Ever since Chicago hosted the World’s Fair in 1893, it has been home to world-class museums, many of them in buildings built for the World’s Fair. The museum campus extends south along the lakeshore and has the Shedd Aquarium, the Adler Planetarium and the Field Museum. Elsewhere in the city, there’s also the Art Institute and the Museum of Science & Industry. These are all super popular, and offer free days for Illinois residents, so you may want to plan for those days, or plan around them to avoid the crowds!
Chicago is a great melting pot city of many cultures, and has many diverse neighborhoods to reflect this. Chinatown is a great destination just south of the city, where you can enjoy delicious dim sum or celebrate Chinese New Year. Greektown is just west of the loop and has great sidewalk dining and festivals in the summer. Taylor Street is the hub of Italian culture and cuisine, while Pilsen is the place for Mexican food, culture and street art. Chicago also has the largest Polish population outside of Poland, so excellent Polish food is not hard to find!
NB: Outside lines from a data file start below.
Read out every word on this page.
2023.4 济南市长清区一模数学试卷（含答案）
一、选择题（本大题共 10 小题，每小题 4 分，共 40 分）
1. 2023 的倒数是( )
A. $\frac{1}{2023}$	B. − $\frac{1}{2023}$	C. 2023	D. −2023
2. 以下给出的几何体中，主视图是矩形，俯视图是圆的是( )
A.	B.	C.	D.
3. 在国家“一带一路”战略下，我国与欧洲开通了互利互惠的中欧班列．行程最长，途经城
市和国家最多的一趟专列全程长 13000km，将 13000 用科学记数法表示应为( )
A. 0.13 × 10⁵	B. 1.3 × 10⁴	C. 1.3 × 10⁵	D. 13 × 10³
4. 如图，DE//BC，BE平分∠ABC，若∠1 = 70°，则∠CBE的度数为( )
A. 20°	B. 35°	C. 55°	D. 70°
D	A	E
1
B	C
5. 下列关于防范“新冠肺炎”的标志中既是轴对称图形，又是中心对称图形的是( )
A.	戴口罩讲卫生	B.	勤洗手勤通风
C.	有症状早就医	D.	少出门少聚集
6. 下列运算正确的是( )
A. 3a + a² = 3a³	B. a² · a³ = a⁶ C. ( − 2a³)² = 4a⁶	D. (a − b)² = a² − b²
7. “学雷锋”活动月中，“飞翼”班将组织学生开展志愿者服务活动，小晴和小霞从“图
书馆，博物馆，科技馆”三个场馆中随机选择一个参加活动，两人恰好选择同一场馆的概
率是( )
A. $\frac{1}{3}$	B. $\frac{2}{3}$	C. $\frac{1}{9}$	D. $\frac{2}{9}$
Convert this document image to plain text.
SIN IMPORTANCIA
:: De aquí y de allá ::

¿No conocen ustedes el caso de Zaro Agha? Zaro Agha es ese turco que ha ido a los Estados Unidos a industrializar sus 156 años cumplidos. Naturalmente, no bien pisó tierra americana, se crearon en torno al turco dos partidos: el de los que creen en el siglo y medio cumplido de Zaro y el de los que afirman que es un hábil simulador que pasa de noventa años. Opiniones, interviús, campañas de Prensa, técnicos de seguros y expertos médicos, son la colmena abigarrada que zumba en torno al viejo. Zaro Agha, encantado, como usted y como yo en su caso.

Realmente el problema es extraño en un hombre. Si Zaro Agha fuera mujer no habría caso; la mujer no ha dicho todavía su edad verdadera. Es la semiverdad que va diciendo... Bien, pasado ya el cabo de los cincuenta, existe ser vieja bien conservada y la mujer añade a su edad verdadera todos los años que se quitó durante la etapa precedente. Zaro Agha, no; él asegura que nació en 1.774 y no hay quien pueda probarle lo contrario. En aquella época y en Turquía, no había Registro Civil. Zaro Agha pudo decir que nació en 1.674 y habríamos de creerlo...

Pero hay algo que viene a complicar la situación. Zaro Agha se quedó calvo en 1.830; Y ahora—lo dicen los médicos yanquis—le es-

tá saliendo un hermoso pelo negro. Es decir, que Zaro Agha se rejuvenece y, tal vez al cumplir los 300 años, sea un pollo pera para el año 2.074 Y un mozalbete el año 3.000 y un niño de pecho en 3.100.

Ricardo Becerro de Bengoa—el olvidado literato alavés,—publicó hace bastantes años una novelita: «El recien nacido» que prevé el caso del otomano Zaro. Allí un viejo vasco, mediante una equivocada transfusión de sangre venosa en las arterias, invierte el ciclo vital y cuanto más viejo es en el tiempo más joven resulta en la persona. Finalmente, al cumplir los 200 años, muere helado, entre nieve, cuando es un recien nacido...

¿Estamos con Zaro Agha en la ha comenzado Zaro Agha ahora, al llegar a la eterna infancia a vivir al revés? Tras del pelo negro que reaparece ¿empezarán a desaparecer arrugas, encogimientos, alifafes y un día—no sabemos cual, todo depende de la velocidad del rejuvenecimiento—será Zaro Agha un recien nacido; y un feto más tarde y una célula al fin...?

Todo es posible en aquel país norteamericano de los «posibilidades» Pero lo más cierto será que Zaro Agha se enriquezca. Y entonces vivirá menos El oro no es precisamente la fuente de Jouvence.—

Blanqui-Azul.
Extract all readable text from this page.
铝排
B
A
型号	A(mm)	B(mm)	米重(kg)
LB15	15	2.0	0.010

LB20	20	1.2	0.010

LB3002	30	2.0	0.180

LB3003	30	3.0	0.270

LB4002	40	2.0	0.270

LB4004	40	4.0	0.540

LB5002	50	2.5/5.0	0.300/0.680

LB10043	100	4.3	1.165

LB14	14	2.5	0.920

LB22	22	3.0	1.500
With long, harsh winters, Chicagoans like to get outside as soon as it warms up. If you visit in the summer months, and you should, you’ll likely find a neighborhood festival happening. One of the most popular is the Sheffield Music Festival & Garden Walk, held in the Lincoln Park neighborhood each July. There are huge festivals such as the Taste of Chicago, Blues Fest, Jazz Fest, etc, but the neighborhood festivals have a much more local feel and are a more budget-friendly way to enjoy a few beers and some live music.
Chicago has a long musical history, especially in the jazz and blues eras. Music fans will want to visit Buddy Guy’s Legends or Kingston Mines for live blues music that goes into the wee hours of the morning. Chicago is also home to some big music festivals, such as Lollapalooza, Pitchfor, and the Windy City Smokeout. House of Blues always has a great roster of live acts, including a gospel brunch every Sunday. No matter when you visit, you wont’ have to look for for live music in Chicago.
Grant Park has been called Chicago’s front yard, as it rolls out from the loop to the lakeshore and hosts many of Chicago’s summer festivals. Within Grant Park, you’ll find Millennium Park, Maggie Daley children’s park, Buckingham Fountain, the Art Institute of Chicago and the Museum Campus. Millennium Park is best recognized for “the Bean,” formally called Cloudgate. You can also see live music or movies at Millennium Park, ice skate in the winter and play in the water fountains. Maggie Daley park is the newest addition and features all kinds of cool stuff, plus an ice skating ribbon in the winter.
One of the oldest baseball stadiums in the United States, Wrigley Field is a mandatory addition to your Chicago itinerary. The neighborhood around the stadium, Wrigleyville, teems with restaurants and bars. If you are looking for a party atmosphere, Wrigley Field is where you want to go. If the Chicago Cubs are playing, you’ll get to experience American baseball in a classic stadium. If the Cubs are away, you’re likely to catch a huge concert act such as Pearl Jam, Billie Joel or Lady Gaga. From spring to fall, there’s always something happening at Wrigley Field.
For a more low-key music experience, head north of the city to Ravinia Festival. This outdoor venue has lawn seating that is the perfect spot to bring a picnic and listen to music from big names like Lyle Lovett, Willie Nelson, Diana Ross or Seal. The train line from the city stops right at the entrance gate, and special trains run after the concert so you don’t have to drive. Stop at the French Market in the Ogilvy Train station to pick up picnic supplies, or reserve a dinner spread at Ravinia ahead of time and enjoy a beautiful night of music under the stars.